2.2 Mettre à mal la démocratie et la bonne gouvernance, accroître la polarisation politique et élargir les clivages sociaux

« Lorsque les femmes décident que le risque pour elles-mêmes et leur famille est trop grand, leur participation à la politique en souffre, tout comme le caractère représentatif du gouvernement et du processus démocratique dans son ensemble. »

--Sexisme, harcèlement et violence à l’égard des femmes parlementaires, IPU

« La participation égale des femmes est une condition préalable à des démocraties fortes et participatives et nous savons maintenant que les réseaux sociaux peuvent être mobilisés efficacement pour rapprocher les femmes du gouvernement – ou les pousser à sortir. »

--Lucina Di Meco, Désinformation genrée, Fake News et Femmes en politique

Au-delà de leurs impacts sur les femmes, les filles et les personnes ayant des orientations sexuelles et des identités de genre différentes en tant qu’individus et communautés, les campagnes de désinformation qui utilisent des stéréotypes ou des normes de genre patriarcales, qui utilisent les femmes comme cibles dans leur contenu ou qui ciblent les femmes en tant que consommatrices sapent la démocratie et la bonne gouvernance. Comme le remarque la politologue spécialiste Lucina Di Meco, l’inclusion et une participation égale et significative sont des conditions préalables à des démocraties fortes. Lorsque les campagnes de désinformation entravent cette participation égale, les élections et les démocraties en souffrent.

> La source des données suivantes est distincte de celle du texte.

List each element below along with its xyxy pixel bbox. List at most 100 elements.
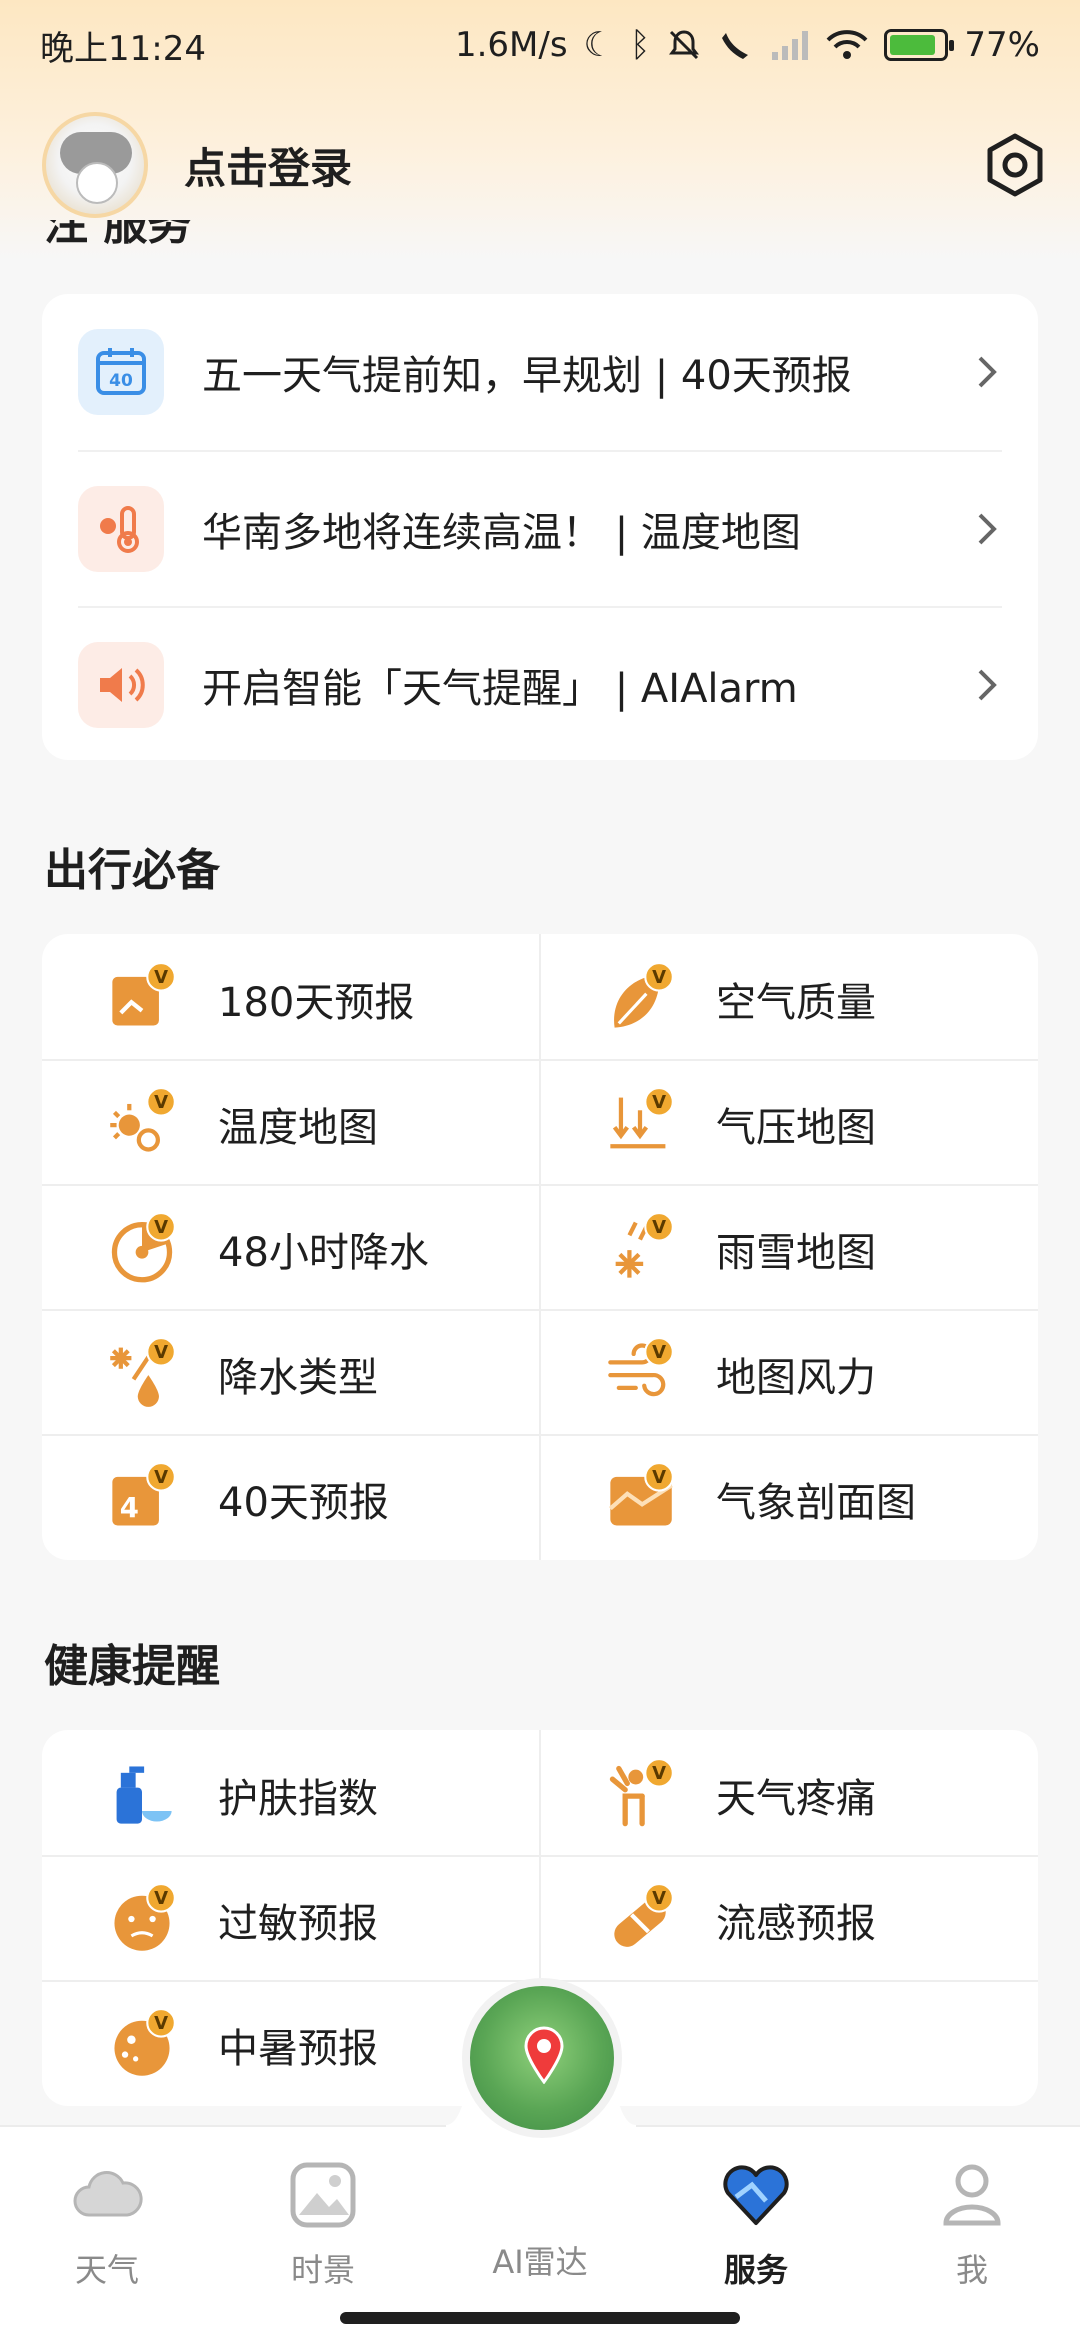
- profile-chart-icon: V: [608, 1462, 674, 1526]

Les campagnes de désinformation peuvent utiliser les dimensions de genre pour accroître la polarisation politique et élargir les clivages sociaux simplement en renforçant les stéréotypes de genre, en magnifiant les débats qui divisent, en amplifiant les idéologies et théories sociales et politiques marginales, et en soutenant les dynamiques de pouvoir existantes en décourageant la participation des femmes et des personnes ayant des orientations sexuelles et des identités de genre diverses.  Ces actions servent à exclure les membres des communautés marginalisées des processus politiques et des institutions démocratiques et, ce faisant, compromettent leur participation si importante à la démocratie et à la représentation dans leurs institutions. Parce que la voix et la participation des citoyens sont essentielles à la construction de sociétés démocratiques durables, réduire au silence la voix des femmes, des filles et des personnes ayant des orientations sexuelles et des identités de genre différentes affaiblit les démocraties, c’est pour cela la désinformation liée au genre n’est pas seulement un « problème de femmes » et que s’y attaquer ne répond pas seulement aux efforts de « mise en place de programmes d’inclusion », mais est impératif pour la mise en place de programmes de lutte contre la désinformation et les efforts visant à renforcer la démocratie, les droits humains et la gouvernance dans le monde entier. Une pluralité d’expériences et de points de vue doit se refléter dans la manière dont les sociétés sont gouvernées afin d’assurer « des processus politiques et des institutions gouvernementales participatifs, représentatifs et inclusifs ».